The leveraged loan market's liquidity paradox deepened through March. Selling pressure concentrated in the most liquid names—those backed by household-brand LBOs and traded in size—while illiquid, thinly-traded paper held or widened less severely. $47 billion left broadly syndicated loan funds in the first quarter, according to LSTA flow data. The liquid paper absorbed the outflow.
Fear that artificial intelligence will disrupt—or outright destroy—the leverage thesis underpinning current valuations has driven the exodus. Allocators are repricing debt tied to companies whose business models assume stable operating leverage and predictable cash conversion. Software services firms, customer-data platforms, and mid-market industrials with thin IT moats have seen their loan tranches reprice 8 to 12 points below par since January, even when documentation is strong and the underlying credit has not missed a payment. Meanwhile, covenant-lite paper in less-liquid situations—regional healthcare roll-ups, niche manufacturing—has traded sideways or down only 3 to 5 points. The inversion is clean: liquidity became liability.
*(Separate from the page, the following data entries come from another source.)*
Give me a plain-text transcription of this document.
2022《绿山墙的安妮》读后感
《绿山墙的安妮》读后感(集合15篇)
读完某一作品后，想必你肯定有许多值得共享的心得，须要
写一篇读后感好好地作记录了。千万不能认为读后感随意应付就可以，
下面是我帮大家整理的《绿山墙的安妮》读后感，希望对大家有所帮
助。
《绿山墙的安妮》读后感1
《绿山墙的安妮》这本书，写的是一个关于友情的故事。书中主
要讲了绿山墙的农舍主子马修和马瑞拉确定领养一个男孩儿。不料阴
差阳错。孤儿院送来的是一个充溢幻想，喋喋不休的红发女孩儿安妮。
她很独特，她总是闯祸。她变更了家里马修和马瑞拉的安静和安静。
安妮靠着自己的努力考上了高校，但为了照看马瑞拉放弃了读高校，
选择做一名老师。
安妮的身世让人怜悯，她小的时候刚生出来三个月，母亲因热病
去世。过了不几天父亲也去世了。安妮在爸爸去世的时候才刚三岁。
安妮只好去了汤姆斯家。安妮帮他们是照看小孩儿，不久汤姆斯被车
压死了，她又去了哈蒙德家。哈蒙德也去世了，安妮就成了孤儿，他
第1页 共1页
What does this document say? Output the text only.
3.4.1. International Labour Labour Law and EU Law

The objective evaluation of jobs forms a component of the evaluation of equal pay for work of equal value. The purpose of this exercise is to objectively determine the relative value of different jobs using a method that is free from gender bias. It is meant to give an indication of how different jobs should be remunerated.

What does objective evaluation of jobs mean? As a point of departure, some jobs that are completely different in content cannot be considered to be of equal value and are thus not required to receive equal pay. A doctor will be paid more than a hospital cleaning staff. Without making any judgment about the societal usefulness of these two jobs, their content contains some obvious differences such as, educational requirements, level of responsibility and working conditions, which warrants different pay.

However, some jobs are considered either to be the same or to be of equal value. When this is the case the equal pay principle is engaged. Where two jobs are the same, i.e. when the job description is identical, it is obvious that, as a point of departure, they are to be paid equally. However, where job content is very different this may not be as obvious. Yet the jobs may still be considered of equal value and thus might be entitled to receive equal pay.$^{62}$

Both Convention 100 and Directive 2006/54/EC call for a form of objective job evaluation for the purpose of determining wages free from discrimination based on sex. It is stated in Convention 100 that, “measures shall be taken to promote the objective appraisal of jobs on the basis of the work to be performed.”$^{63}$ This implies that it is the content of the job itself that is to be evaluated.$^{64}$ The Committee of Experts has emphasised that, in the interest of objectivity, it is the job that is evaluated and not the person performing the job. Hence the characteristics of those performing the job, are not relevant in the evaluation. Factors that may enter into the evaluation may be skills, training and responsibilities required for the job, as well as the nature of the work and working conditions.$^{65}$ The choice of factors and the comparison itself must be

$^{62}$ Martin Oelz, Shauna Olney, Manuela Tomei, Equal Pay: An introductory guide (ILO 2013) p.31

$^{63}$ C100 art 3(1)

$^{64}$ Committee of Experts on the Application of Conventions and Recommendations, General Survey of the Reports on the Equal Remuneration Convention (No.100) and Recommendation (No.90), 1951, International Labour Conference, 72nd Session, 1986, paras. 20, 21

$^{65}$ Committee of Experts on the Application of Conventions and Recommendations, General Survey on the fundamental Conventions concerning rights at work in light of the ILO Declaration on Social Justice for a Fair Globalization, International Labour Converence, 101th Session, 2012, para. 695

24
The mechanism is straightforward. When a family office or credit fund needs to reduce exposure quickly, it sells what clears. Liquid names have quote depth and immediate bids. Illiquid paper requires calls, negotiation, and days of price discovery. In a broad selloff, liquidity is the first attribute punished. The result is a two-tier market: liquid LBO loans now yield SOFR + 525 to 575 basis points at 92 to 94 cents on the dollar, while illiquid equivalents with worse covenants sit at 96 to 98 cents yielding SOFR + 450. The spread between liquidity classes has never been wider in the post-GFC era.
This is the second-order effect allocators must price. If AI fear persists—and consensus now assumes at least 18 months of valuation compression across leverage-dependent sectors—then liquid loan exposure becomes a forced-sale risk, not a diversification hedge. The debt that was supposed to provide quick exit optionality in stress is now the debt that bleeds fastest. Portfolio construction for credit books tilts toward illiquidity tolerance, not liquidity preference. Family offices holding syndicated loan allocations above 12% of liquid alternatives are repricing their own redemption assumptions.
Operators and allocators should watch three follow-on developments. First, whether April redemptions from loan funds exceed $18 billion, which would confirm this is a structural repositioning, not a March quarter-end flush. Second, whether any large buyout shop announces a markdown or restructuring tied explicitly to "AI-driven revenue assumptions"—that language will accelerate the reprice. Third, whether liquid loan-to-bond spreads compress below 150 basis points, which would signal that bond buyers see relative value and are willing to step into credit risk the loan market is shedding. All three data points should clarify by mid-April.
The loan market has not seen credit events yet. It has seen a liquidity reclassification.